Lossless Source Coding
Lossless source coding is data compression where decompression gives back
an exact copy of the original. It is used in modems, for compressing text files,
where legal issues require it, etc. Although images, sound, and video are more often
compressed using a lossy compression technique to achieve better compression
many compressors have a lossless mode. In addition, a lossless algorithm may be
used as a building block in designing a lossy compressor.
Some examples:
- Fixed-length to fixed-length (FF) coding: Suppose you have a program that uses
files that contain only decimal digits, spaces, tabs, carriage returns, dots, and commas.
On most computers these files would be stored in eight-bit ASCII. It is easy to write
a special-purpose compressor that will compress these files by a factor of two just
by encoding each ASCII character into a four-bit codeword.

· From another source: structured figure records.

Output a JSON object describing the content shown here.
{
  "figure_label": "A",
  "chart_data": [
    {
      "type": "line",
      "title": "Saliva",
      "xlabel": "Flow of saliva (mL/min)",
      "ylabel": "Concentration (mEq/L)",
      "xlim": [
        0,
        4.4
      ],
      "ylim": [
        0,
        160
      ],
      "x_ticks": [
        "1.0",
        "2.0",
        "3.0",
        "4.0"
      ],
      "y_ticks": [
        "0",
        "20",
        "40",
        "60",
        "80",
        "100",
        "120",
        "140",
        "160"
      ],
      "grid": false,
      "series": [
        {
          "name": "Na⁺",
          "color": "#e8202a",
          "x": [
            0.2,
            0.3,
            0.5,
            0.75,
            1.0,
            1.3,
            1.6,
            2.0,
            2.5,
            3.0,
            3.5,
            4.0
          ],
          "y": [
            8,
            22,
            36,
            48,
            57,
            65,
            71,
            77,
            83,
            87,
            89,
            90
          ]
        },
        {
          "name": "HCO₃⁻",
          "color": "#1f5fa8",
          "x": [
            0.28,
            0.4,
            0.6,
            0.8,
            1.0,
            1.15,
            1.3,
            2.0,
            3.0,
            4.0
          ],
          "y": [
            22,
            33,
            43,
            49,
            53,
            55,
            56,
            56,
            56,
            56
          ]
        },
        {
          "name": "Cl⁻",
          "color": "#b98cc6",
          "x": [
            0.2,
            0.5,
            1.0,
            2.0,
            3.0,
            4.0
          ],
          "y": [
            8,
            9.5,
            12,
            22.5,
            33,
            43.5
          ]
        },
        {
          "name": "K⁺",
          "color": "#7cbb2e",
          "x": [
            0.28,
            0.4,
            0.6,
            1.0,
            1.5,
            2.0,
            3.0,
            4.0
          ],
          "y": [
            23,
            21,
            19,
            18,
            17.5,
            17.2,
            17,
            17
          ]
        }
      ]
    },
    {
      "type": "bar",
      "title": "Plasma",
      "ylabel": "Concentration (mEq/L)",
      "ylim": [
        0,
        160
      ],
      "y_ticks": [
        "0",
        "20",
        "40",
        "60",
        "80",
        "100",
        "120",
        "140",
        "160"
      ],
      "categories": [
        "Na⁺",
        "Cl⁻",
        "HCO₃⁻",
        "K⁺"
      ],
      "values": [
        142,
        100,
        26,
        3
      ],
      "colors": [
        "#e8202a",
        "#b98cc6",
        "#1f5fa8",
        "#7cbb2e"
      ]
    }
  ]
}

- Fixed-length to variable-length (FV) coding: Even if all 256 possible characters occur
in the file, it is still possible to compress it if some characters are more frequent than
others. Suppose the files described in the previous example are not guaranteed to
contain only the fifteen characters mentioned, but the remaining 241 characters occur
very infrequently. The fifteen frequent characters could be encoded using codewords
0001 through 1111, while 0000 would be reserved as an escape code to indicate that
the following eight bits should be interpreted as a single character.
- Variable-length to fixed-length (VF) coding: Suppose you have some files
representing black and white images, with black pixels represented by 1-bits and white
pixels by a 0-bits. Often such files will have long runs of identical bits. A simple
run-length compressor might encode runs of 1 through 128 0-bits using codewords
00000000 through 01111111 and encode runs of 1 through 128 1-bits using codewords
10000000 through 11111111. If there are many more long runs than short runs
this would give good compression.
- Variable-length to variable-length (VV) coding: The compressor in the previous
example might be improved by using short codewords for frequently-occurring
run lengths at the expense of lengthening the codewords for less frequent run
lengths.
Note that not all compressors fall into one of these four classes.